Is the order arithmetic of the positive reals o-minimal?

Yes. To see this, first note that we can interpret the positive reals in $(\mathbb{R},0,1,+,-,\times)$ as squares of non-zero real numbers. We can by induction on complexity of formulas define a translation map from formulas in the language of the positive reals to formulas in the language of the reals as follows:

  • For an atomic formula $\phi(x_1,\dots x_k)$ by its translation is $T(\phi)(y_1, \dots, y_k) = \phi(y_1^2, \dots , y_k^2)$

  • $T(\phi \wedge \psi) = T(\phi) \wedge T(\psi)$

  • $T(\neg \phi) = \neg T(\phi)$

  • $T(\exists x \phi(x)) = \exists y (y \neq 0 \wedge T(\phi)(y^2))$

Then the postive reals model $\phi(c)$ for $c > 0$ if and only the reals models $T(\phi)(\sqrt{c})$, for formulas with a single free variable of arbitrary complexity.

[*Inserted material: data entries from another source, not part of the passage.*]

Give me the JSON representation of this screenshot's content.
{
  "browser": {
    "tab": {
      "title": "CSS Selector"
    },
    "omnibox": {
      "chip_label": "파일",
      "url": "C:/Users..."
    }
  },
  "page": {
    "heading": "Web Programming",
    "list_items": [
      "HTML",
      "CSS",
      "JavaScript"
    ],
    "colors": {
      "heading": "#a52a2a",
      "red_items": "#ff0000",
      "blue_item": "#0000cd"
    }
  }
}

But then using o-minimality of the reals, we know $\{y : T(\phi)(y)\}$ is a finite union of points and intervals, so the same is true of $\{c : \phi(c)\} = \{c : T(\phi)(\sqrt{c})\}$


Another way to see o-minimality is to note that $log$ induces an isomorphism $$log : ((0,\infty), 1, +, \times, >) \cong (\mathbb R, 0, \oplus, +, >),$$ where $\oplus$ is the binary operation defined by $\oplus(x,y) = \log(e^x + e^y)$. But $\oplus$ is definable in $\mathbb R_{exp}$. Hence the latter structure is a reduct of $\mathbb R_{exp}$ and therefore is o-minimal.